Thomson Reuters
At issue is the role of Mnuchin's banking adventure at OneWest, a bank that like many others used questionable practices to foreclose on thousands of American families. Mnuchin argues OneWest was simply following standard industry practices, even if these came to be widely viewed as reprehensible.
His critics, including community leaders and Democratic politicians, say the bank, began the practice of pushing homeowners out of their homes en masse late in the game, when many Wall Street firms had already been reprimanded for similar practices. OneWest spawned from the failure of mortgage lender IndyMac in July 2008 and was active in states ranging from California to Ohio.
Like Trump, Mnuchin got an early leg up in business from his father, who was a Goldman executive himself and scored his son a job there. Mnuchin worked at the investment bank for 17 years, leaving the firm at the age of 39, with a reported $46 million stake.
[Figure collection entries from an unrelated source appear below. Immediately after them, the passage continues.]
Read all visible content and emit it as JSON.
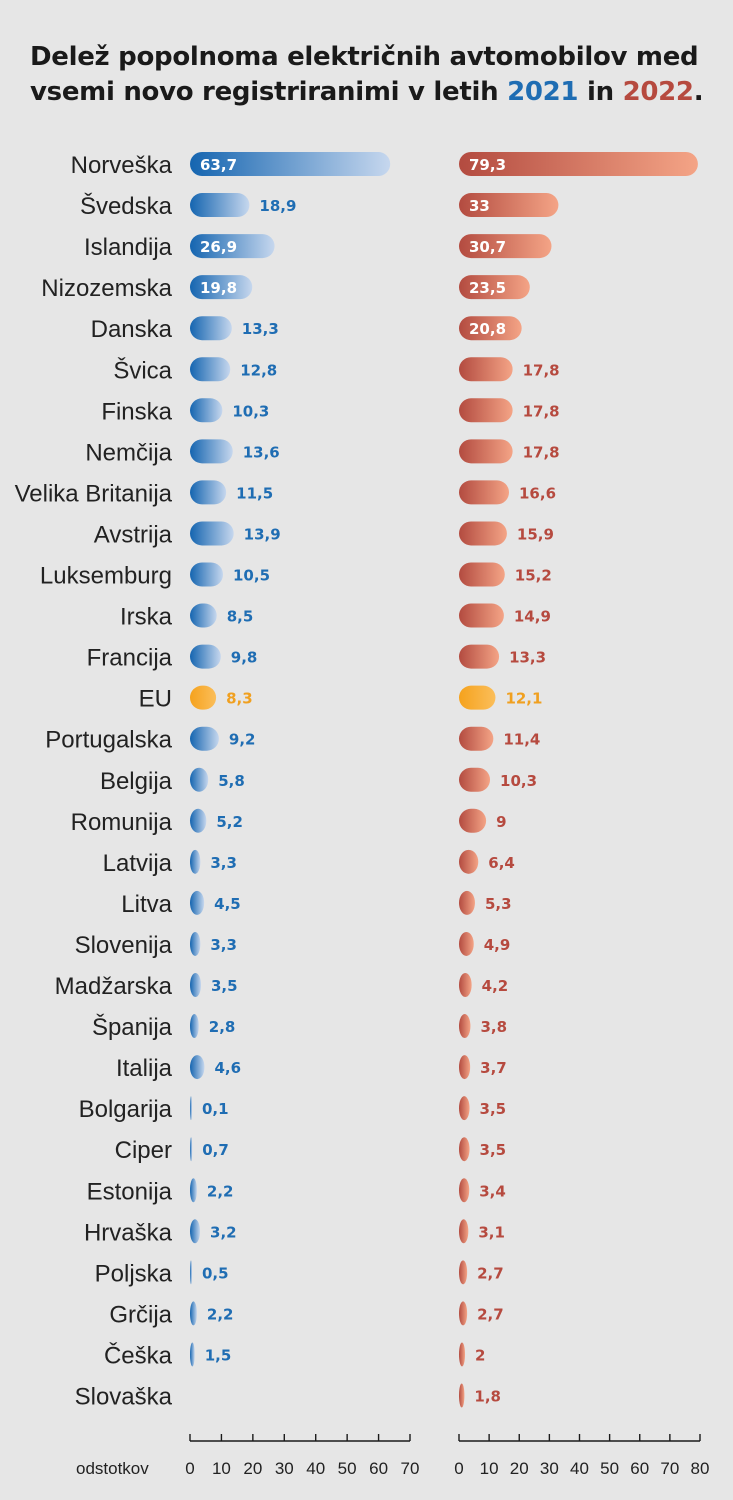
{
  "title": {
    "line1": "Delež popolnoma električnih avtomobilov med",
    "line2_pre": "vsemi novo registriranimi v letih ",
    "year_a": "2021",
    "mid": " in ",
    "year_b": "2022",
    "end": "."
  },
  "unit_label": "odstotkov",
  "colors": {
    "blue_dark": "#1565b0",
    "blue_light": "#c6d7ee",
    "red_dark": "#b34b40",
    "red_light": "#f4a486",
    "eu_dark": "#f5a21d",
    "eu_light": "#fbbe5a",
    "label_blue": "#1f6db3",
    "label_red": "#b64a3f",
    "label_eu": "#f0a020",
    "year_2021": "#1f6db3",
    "year_2022": "#b64a3f"
  },
  "chart_data": {
    "type": "bar",
    "orientation": "horizontal",
    "categories": [
      "Norveška",
      "Švedska",
      "Islandija",
      "Nizozemska",
      "Danska",
      "Švica",
      "Finska",
      "Nemčija",
      "Velika Britanija",
      "Avstrija",
      "Luksemburg",
      "Irska",
      "Francija",
      "EU",
      "Portugalska",
      "Belgija",
      "Romunija",
      "Latvija",
      "Litva",
      "Slovenija",
      "Madžarska",
      "Španija",
      "Italija",
      "Bolgarija",
      "Ciper",
      "Estonija",
      "Hrvaška",
      "Poljska",
      "Grčija",
      "Češka",
      "Slovaška"
    ],
    "highlight_category": "EU",
    "series": [
      {
        "name": "2021",
        "values": [
          63.7,
          18.9,
          26.9,
          19.8,
          13.3,
          12.8,
          10.3,
          13.6,
          11.5,
          13.9,
          10.5,
          8.5,
          9.8,
          8.3,
          9.2,
          5.8,
          5.2,
          3.3,
          4.5,
          3.3,
          3.5,
          2.8,
          4.6,
          0.1,
          0.7,
          2.2,
          3.2,
          0.5,
          2.2,
          1.5,
          null
        ],
        "labels": [
          "63,7",
          "18,9",
          "26,9",
          "19,8",
          "13,3",
          "12,8",
          "10,3",
          "13,6",
          "11,5",
          "13,9",
          "10,5",
          "8,5",
          "9,8",
          "8,3",
          "9,2",
          "5,8",
          "5,2",
          "3,3",
          "4,5",
          "3,3",
          "3,5",
          "2,8",
          "4,6",
          "0,1",
          "0,7",
          "2,2",
          "3,2",
          "0,5",
          "2,2",
          "1,5",
          ""
        ],
        "xlim": [
          0,
          70
        ],
        "ticks": [
          "0",
          "10",
          "20",
          "30",
          "40",
          "50",
          "60",
          "70"
        ]
      },
      {
        "name": "2022",
        "values": [
          79.3,
          33,
          30.7,
          23.5,
          20.8,
          17.8,
          17.8,
          17.8,
          16.6,
          15.9,
          15.2,
          14.9,
          13.3,
          12.1,
          11.4,
          10.3,
          9,
          6.4,
          5.3,
          4.9,
          4.2,
          3.8,
          3.7,
          3.5,
          3.5,
          3.4,
          3.1,
          2.7,
          2.7,
          2,
          1.8
        ],
        "labels": [
          "79,3",
          "33",
          "30,7",
          "23,5",
          "20,8",
          "17,8",
          "17,8",
          "17,8",
          "16,6",
          "15,9",
          "15,2",
          "14,9",
          "13,3",
          "12,1",
          "11,4",
          "10,3",
          "9",
          "6,4",
          "5,3",
          "4,9",
          "4,2",
          "3,8",
          "3,7",
          "3,5",
          "3,5",
          "3,4",
          "3,1",
          "2,7",
          "2,7",
          "2",
          "1,8"
        ],
        "xlim": [
          0,
          80
        ],
        "ticks": [
          "0",
          "10",
          "20",
          "30",
          "40",
          "50",
          "60",
          "70",
          "80"
        ]
      }
    ]
  }
}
Mnuchin then applied his Goldman resume to what amounted to the post-subprime mortgage vulture finance industry. Bankers who were sufficiently flush to make it through the crisis were able to purchase highly discounted mortgages in bulk, often with government subsidies and guarantees.
In order to make money from these distressed properties, sometimes banks had to work overtime to foreclose on homeowners and they pushed the edges of legality in the process, sometimes actively crossing the line. No major Wall Street bankers were charged or convicted with any crimes following the historic crisis, a huge source of popular discontent that helped propel Trump, who ran for office on an anti-Wall Street fat-cat platform.
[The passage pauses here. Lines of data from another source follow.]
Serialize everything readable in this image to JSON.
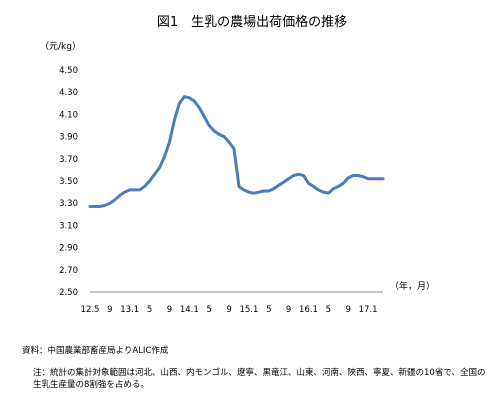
{
  "chart_data": {
    "type": "line",
    "title": "図1　生乳の農場出荷価格の推移",
    "y_unit_label": "（元/kg）",
    "x_unit_label": "（年，月）",
    "ylim": [
      2.5,
      4.5
    ],
    "y_ticks": [
      "4.50",
      "4.30",
      "4.10",
      "3.90",
      "3.70",
      "3.50",
      "3.30",
      "3.10",
      "2.90",
      "2.70",
      "2.50"
    ],
    "x_tick_labels": [
      "12.5",
      "9",
      "13.1",
      "5",
      "9",
      "14.1",
      "5",
      "9",
      "15.1",
      "5",
      "9",
      "16.1",
      "5",
      "9",
      "17.1"
    ],
    "x_tick_index": [
      0,
      4,
      8,
      12,
      16,
      20,
      24,
      28,
      32,
      36,
      40,
      44,
      48,
      52,
      56
    ],
    "grid": false,
    "color": "#4a7ebb",
    "x": [
      "12.5",
      "12.6",
      "12.7",
      "12.8",
      "12.9",
      "12.10",
      "12.11",
      "12.12",
      "13.1",
      "13.2",
      "13.3",
      "13.4",
      "13.5",
      "13.6",
      "13.7",
      "13.8",
      "13.9",
      "13.10",
      "13.11",
      "13.12",
      "14.1",
      "14.2",
      "14.3",
      "14.4",
      "14.5",
      "14.6",
      "14.7",
      "14.8",
      "14.9",
      "14.10",
      "14.11",
      "14.12",
      "15.1",
      "15.2",
      "15.3",
      "15.4",
      "15.5",
      "15.6",
      "15.7",
      "15.8",
      "15.9",
      "15.10",
      "15.11",
      "15.12",
      "16.1",
      "16.2",
      "16.3",
      "16.4",
      "16.5",
      "16.6",
      "16.7",
      "16.8",
      "16.9",
      "16.10",
      "16.11",
      "16.12",
      "17.1",
      "17.2",
      "17.3",
      "17.4"
    ],
    "values": [
      3.27,
      3.27,
      3.27,
      3.28,
      3.3,
      3.33,
      3.37,
      3.4,
      3.42,
      3.42,
      3.42,
      3.45,
      3.5,
      3.56,
      3.62,
      3.72,
      3.85,
      4.05,
      4.2,
      4.26,
      4.25,
      4.22,
      4.16,
      4.08,
      4.0,
      3.95,
      3.92,
      3.9,
      3.85,
      3.79,
      3.45,
      3.42,
      3.4,
      3.39,
      3.4,
      3.41,
      3.41,
      3.43,
      3.46,
      3.49,
      3.52,
      3.55,
      3.56,
      3.55,
      3.48,
      3.45,
      3.42,
      3.4,
      3.39,
      3.43,
      3.45,
      3.48,
      3.53,
      3.55,
      3.55,
      3.54,
      3.52,
      3.52,
      3.52,
      3.52
    ]
  },
  "source_text": "資料：中国農業部畜産局よりALIC作成",
  "note_text": "注：統計の集計対象範囲は河北、山西、内モンゴル、遼寧、黒竜江、山東、河南、陝西、寧夏、新疆の10省で、全国の生乳生産量の8割強を占める。"
}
Mnuchin's nomination faced stiff opposition from some Democrats, including the influential Elizabeth Warren, a member of the Senate Banking Committee. "OneWest was notorious for its belligerence and for its cruelty," Warren said at the time, contending that OneWest, which was sold to CIT Group in 2015, gained a reputation as a "foreclosure machine."
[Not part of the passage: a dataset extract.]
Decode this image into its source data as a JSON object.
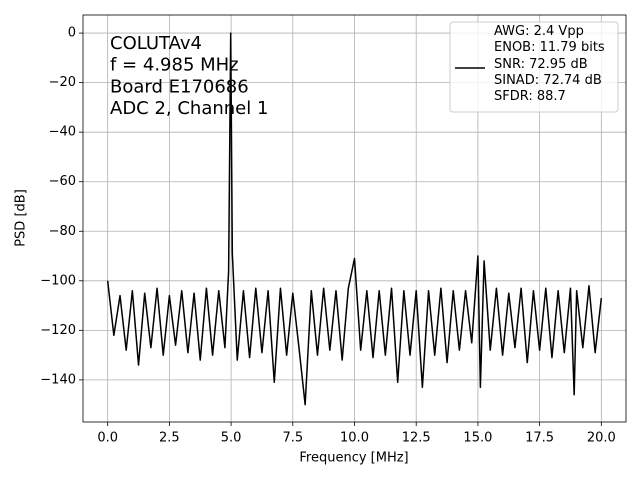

Given this background, Mnuchin's professed outrage at the term "foreclosure king" is distinctly Trumpian: deny loudly until critics fall silent. What he was really trying to do was mince words, and Democratic lawmakers grilling him in testimony weren't having it.
In particular, Mnuchin took issue with the notion that his firm had engaged in robo-signing, the fraudulent expediting of foreclosure documents without proper review, even though his bank settled with regulators for doing just that.
Democrat Keith Ellison asked him about robo-signing and Mnuchin replied, condescendingly: "I don't think you even know what the definition of robo-signing is."
Ellison didn't miss a beat: "You don't know what I know."
Mnuchin's other argument was that he hadn't made "one mortgage during or prior to the mortgage crisis." That might technically be true given the timing of his departure from Goldman and arrival at One West - but it doesn't come close to absolving him from the sort of predatory practices that took place under his watch.
Mnuchin and other Goldman bankers essentially bought up and profited from assets bought at a steep discount following a financial crisis in which their bank was a key player. Under their watch, the bank foreclosed on 36,000 home loans, according to the California Reinvestment Coalition. This happened while OneWest was getting taxpayer bailouts in the form of payments from the Federal Deposit Insurance Corporation to the tune of $1 billion.
OneWest's Financial Freedom unit, which issued reverse mortgages aimed primarily at elderly homeowners looking for a source of income, foreclosed on over 16,000 of those loans since 2009, according to other data obtained by the California Reinvestment Coalition.
Mnuchin worked at Goldman for 17 years, becoming a partner in 1994 and overseeing the firm's mortgage trading desk before climbing to chief information officer. He knew exactly what he was doing at OneWest. And that was foreclosing on vulnerable Americans, en masse. Almost like a king.